Spruch:
Dem Revisionsrekurs wird nicht Folge gegeben.
Die Revisionsrekursbeantwortung des Anton S***** wird zurückgewiesen.
Text
Begründung
Im Zeitpunkt der Überreichung des gegenständlichen Grundbuchsgesuches stellten sich die bücherlichen Rechtsverhältnisse wie folgt dar:
Elisabeth B***** war Eigentümerin der Liegenschaft EZ 1939 des Grundbuches ***** S*****, zu deren Gutsbestand ua das landwirtschaftlich genutzte Grundstück 2580/2 im Ausmaß von 18.345 m2 sowie das ebenfalls landwirtschaftlich (zum Teil als Wald) genutzte Grundstück 2588 im Ausmaß von 45.264 m2 gehörten. Unter CLNR 2 lit a war - unter ausdrücklicher Anführung (auch) der vorerwähnten Grundstücke - zu TZ 3349/1966 das nicht weiter (auch nicht durch einen Hinweis auf die Urkunde) definierte Vorkaufsrecht für Anton S***** einverleibt.

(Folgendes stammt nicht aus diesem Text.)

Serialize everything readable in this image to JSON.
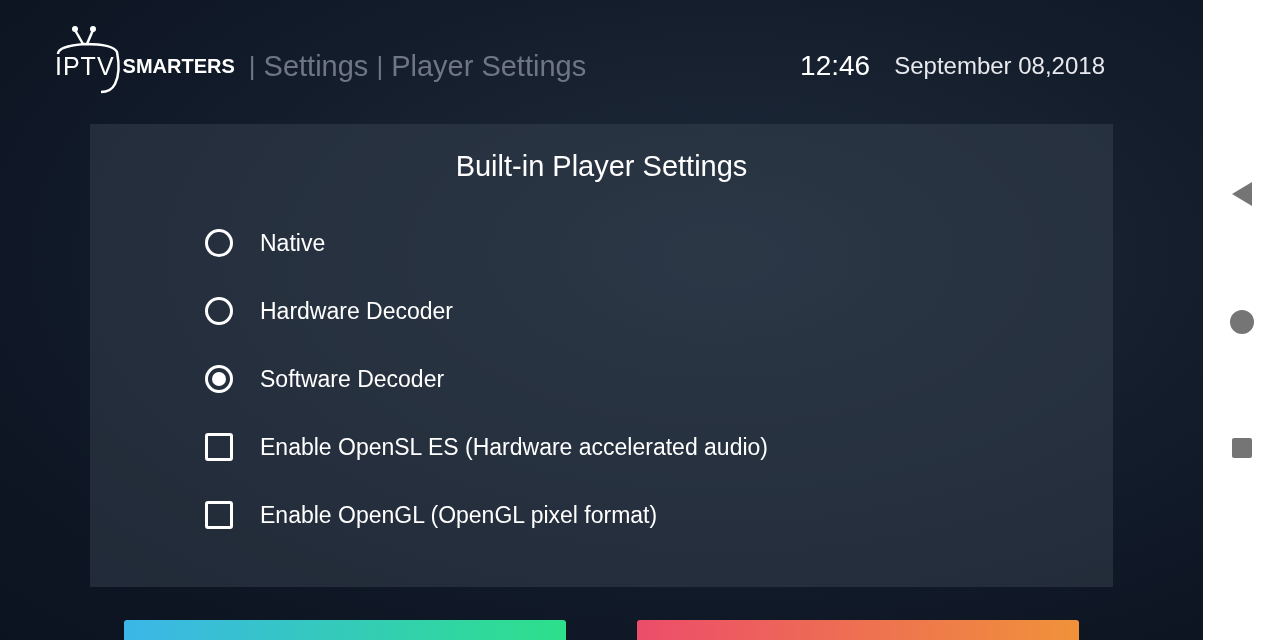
{
  "header": {
    "logo": {
      "part_1": "IPTV",
      "part_2": "SMARTERS"
    },
    "separator_1": "|",
    "crumb_1": "Settings",
    "separator_2": "|",
    "crumb_2": "Player Settings",
    "time": "12:46",
    "date": "September 08,2018"
  },
  "panel": {
    "title": "Built-in Player Settings",
    "options": [
      {
        "kind": "radio",
        "label": "Native",
        "selected": false
      },
      {
        "kind": "radio",
        "label": "Hardware Decoder",
        "selected": false
      },
      {
        "kind": "radio",
        "label": "Software Decoder",
        "selected": true
      },
      {
        "kind": "checkbox",
        "label": "Enable OpenSL ES (Hardware accelerated audio)",
        "checked": false
      },
      {
        "kind": "checkbox",
        "label": "Enable OpenGL (OpenGL pixel format)",
        "checked": false
      }
    ]
  }
}
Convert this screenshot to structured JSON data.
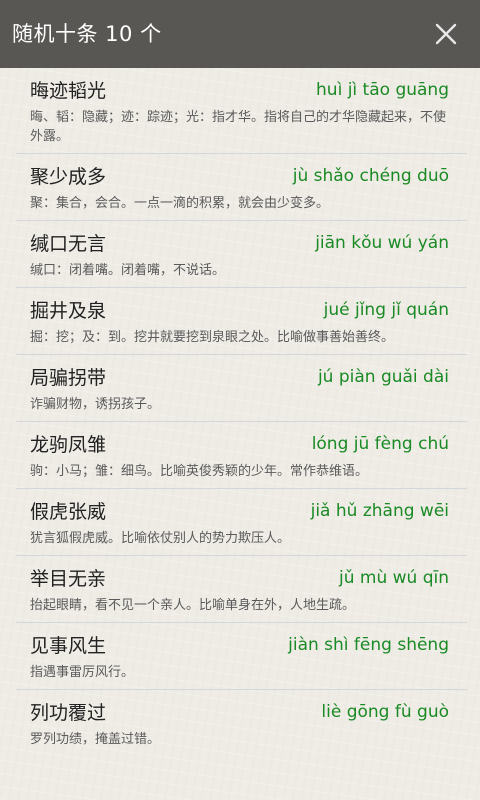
{
  "header": {
    "title": "随机十条  10 个"
  },
  "colors": {
    "titlebar": "#585753",
    "pinyin": "#1a8a25",
    "divider": "#d3d7da"
  },
  "items": [
    {
      "word": "晦迹韬光",
      "pinyin": "huì jì tāo guāng",
      "desc": "晦、韬：隐藏；迹：踪迹；光：指才华。指将自己的才华隐藏起来，不使外露。"
    },
    {
      "word": "聚少成多",
      "pinyin": "jù shǎo chéng duō",
      "desc": "聚：集合，会合。一点一滴的积累，就会由少变多。"
    },
    {
      "word": "缄口无言",
      "pinyin": "jiān kǒu wú yán",
      "desc": "缄口：闭着嘴。闭着嘴，不说话。"
    },
    {
      "word": "掘井及泉",
      "pinyin": "jué jǐng jǐ quán",
      "desc": "掘：挖；及：到。挖井就要挖到泉眼之处。比喻做事善始善终。"
    },
    {
      "word": "局骗拐带",
      "pinyin": "jú piàn guǎi dài",
      "desc": "诈骗财物，诱拐孩子。"
    },
    {
      "word": "龙驹凤雏",
      "pinyin": "lóng jū fèng chú",
      "desc": "驹：小马；雏：细鸟。比喻英俊秀颖的少年。常作恭维语。"
    },
    {
      "word": "假虎张威",
      "pinyin": "jiǎ hǔ zhāng wēi",
      "desc": "犹言狐假虎威。比喻依仗别人的势力欺压人。"
    },
    {
      "word": "举目无亲",
      "pinyin": "jǔ mù wú qīn",
      "desc": "抬起眼睛，看不见一个亲人。比喻单身在外，人地生疏。"
    },
    {
      "word": "见事风生",
      "pinyin": "jiàn shì fēng shēng",
      "desc": "指遇事雷厉风行。"
    },
    {
      "word": "列功覆过",
      "pinyin": "liè gōng fù guò",
      "desc": "罗列功绩，掩盖过错。"
    }
  ]
}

Hansjörg L***** war Eigentümer der Liegenschaft EZ 90124 des Grundbuches ***** S*****, zu deren Gutsbestand ua das Waldgrundstück 2596/3 im Ausmaß von 6.237 m2 gehörte.

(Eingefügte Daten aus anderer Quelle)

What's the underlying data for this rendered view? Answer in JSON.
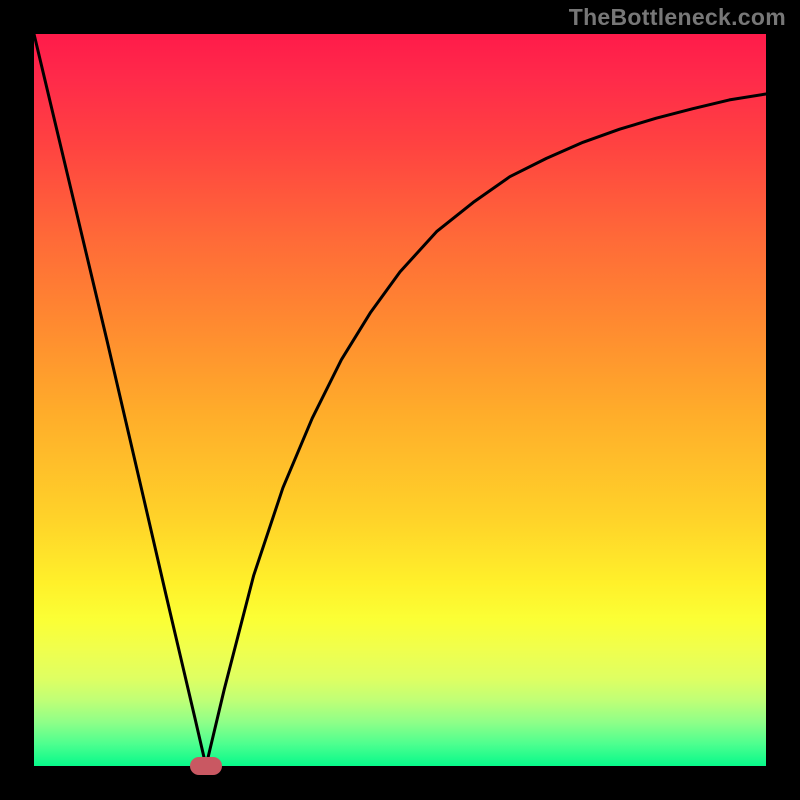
{
  "watermark": "TheBottleneck.com",
  "chart_data": {
    "type": "line",
    "title": "",
    "xlabel": "",
    "ylabel": "",
    "xlim": [
      0,
      1
    ],
    "ylim": [
      0,
      1
    ],
    "series": [
      {
        "name": "curve",
        "x": [
          0.0,
          0.05,
          0.1,
          0.15,
          0.18,
          0.2,
          0.22,
          0.235,
          0.26,
          0.3,
          0.34,
          0.38,
          0.42,
          0.46,
          0.5,
          0.55,
          0.6,
          0.65,
          0.7,
          0.75,
          0.8,
          0.85,
          0.9,
          0.95,
          1.0
        ],
        "y": [
          1.0,
          0.79,
          0.58,
          0.365,
          0.235,
          0.15,
          0.065,
          0.0,
          0.105,
          0.26,
          0.38,
          0.475,
          0.555,
          0.62,
          0.675,
          0.73,
          0.77,
          0.805,
          0.83,
          0.852,
          0.87,
          0.885,
          0.898,
          0.91,
          0.918
        ]
      }
    ],
    "marker": {
      "x": 0.235,
      "y": 0.0,
      "color": "#c95862"
    },
    "background_gradient": {
      "top": "#ff1b4a",
      "mid": "#ffd229",
      "bottom": "#07f98a"
    }
  }
}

Fritz E***** (der nunmehrige Antragsteller) war Eigentümer der Liegenschaft EZ 90125 des Grundbuches ***** S***** mit dem (neben anderen Grundstücksteilen) 2046 m2 großen Waldgrundstück 2596/2 Wald.

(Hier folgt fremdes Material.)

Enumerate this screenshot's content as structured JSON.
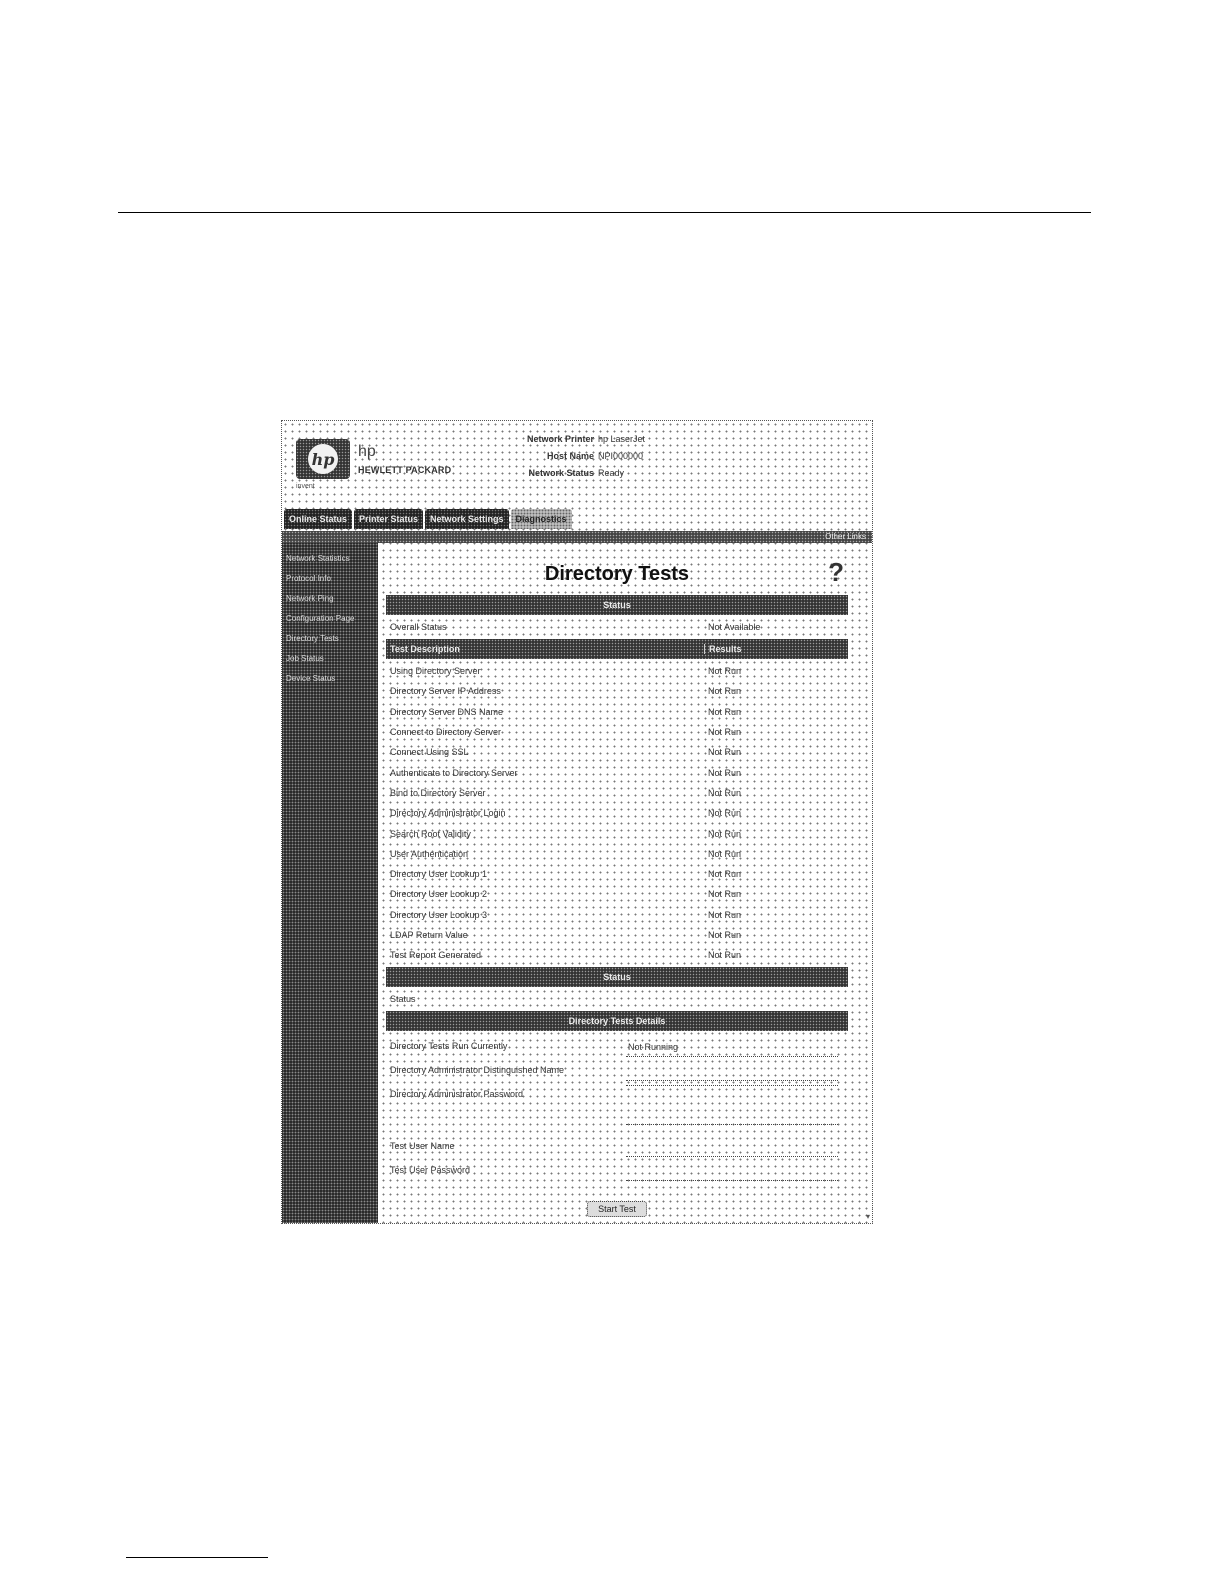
{
  "header": {
    "brand": "hp",
    "brand_sub": "HEWLETT PACKARD",
    "logo_caption": "invent",
    "info": [
      {
        "label": "Network Printer",
        "value": "hp LaserJet"
      },
      {
        "label": "Host Name",
        "value": "NPI000000"
      },
      {
        "label": "Network Status",
        "value": "Ready"
      }
    ]
  },
  "tabs": [
    {
      "label": "Online Status",
      "active": false
    },
    {
      "label": "Printer Status",
      "active": false
    },
    {
      "label": "Network Settings",
      "active": false
    },
    {
      "label": "Diagnostics",
      "active": true
    }
  ],
  "tab_bar_link": "Other Links",
  "sidebar": {
    "items": [
      "Network Statistics",
      "Protocol Info",
      "Network Ping",
      "Configuration Page",
      "Directory Tests",
      "Job Status",
      "Device Status"
    ]
  },
  "page": {
    "title": "Directory Tests",
    "help_icon": "?"
  },
  "status_section": {
    "title": "Status",
    "row": {
      "label": "Overall Status",
      "value": "Not Available"
    },
    "columns": {
      "test": "Test Description",
      "result": "Results"
    },
    "tests": [
      {
        "name": "Using Directory Server",
        "result": "Not Run"
      },
      {
        "name": "Directory Server IP Address",
        "result": "Not Run"
      },
      {
        "name": "Directory Server DNS Name",
        "result": "Not Run"
      },
      {
        "name": "Connect to Directory Server",
        "result": "Not Run"
      },
      {
        "name": "Connect Using SSL",
        "result": "Not Run"
      },
      {
        "name": "Authenticate to Directory Server",
        "result": "Not Run"
      },
      {
        "name": "Bind to Directory Server",
        "result": "Not Run"
      },
      {
        "name": "Directory Administrator Login",
        "result": "Not Run"
      },
      {
        "name": "Search Root Validity",
        "result": "Not Run"
      },
      {
        "name": "User Authentication",
        "result": "Not Run"
      },
      {
        "name": "Directory User Lookup 1",
        "result": "Not Run"
      },
      {
        "name": "Directory User Lookup 2",
        "result": "Not Run"
      },
      {
        "name": "Directory User Lookup 3",
        "result": "Not Run"
      },
      {
        "name": "LDAP Return Value",
        "result": "Not Run"
      },
      {
        "name": "Test Report Generated",
        "result": "Not Run"
      }
    ]
  },
  "status2_section": {
    "title": "Status",
    "row": {
      "label": "Status"
    }
  },
  "details_section": {
    "title": "Directory Tests Details",
    "fields": [
      {
        "label": "Directory Tests Run Currently",
        "value": "Not Running"
      },
      {
        "label": "Directory Administrator Distinguished Name",
        "value": ""
      },
      {
        "label": "Directory Administrator Password",
        "value": ""
      },
      {
        "label": "Test User Name",
        "value": ""
      },
      {
        "label": "Test User Password",
        "value": ""
      }
    ],
    "button_label": "Start Test"
  }
}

In einem als "Berichtigungs- und Kaufurkunde" dokumentierten und am 6.2.1990 bzw 16.2.1990 beglaubigt unterschriebenen Vertrag stellten die angeführten Grundeigentümer unter Hinweis auf eine bereits von einem Ingenieur-Konsulenten für das Vermessungswesen durchgeführte Mappenberichtigung fest, daß die in einem angeschlossenen Lageplan bezeichneten Trennstücke "1" aus dem Grundstück Nr. 2588 im Ausmaß von 61 m2 und "2" aus dem Grundstück Nr. 2580/2 im Ausmaß von 1.391 m2 nach den seit unvordenklicher Zeit bestehenden tatsächlichen Verhältnissen in Wirklichkeit Hansjörg L***** (laut Plan als Eigentümer des Grundstückes 2596/3) zustehen", und verknüpften damit folgende Vereinbarung:
"Kauf
Mit diesem Vertrage verkauft und übereignet nun Herr Hansjörg L***** aus dem sich auf Grund der angeführten Vermessungsunterlagen ergebenden Stand das Teilstück 1 und das Teilstück 2 an denen sein Eigentum, angesichts in Anspruchnahme seit unvordenklicher Zeit durch Frau B***** anerkannt wird, an Herrn Fritz E***** und dieser übernimmt die Grundstücke in sein künftiges Eigentum."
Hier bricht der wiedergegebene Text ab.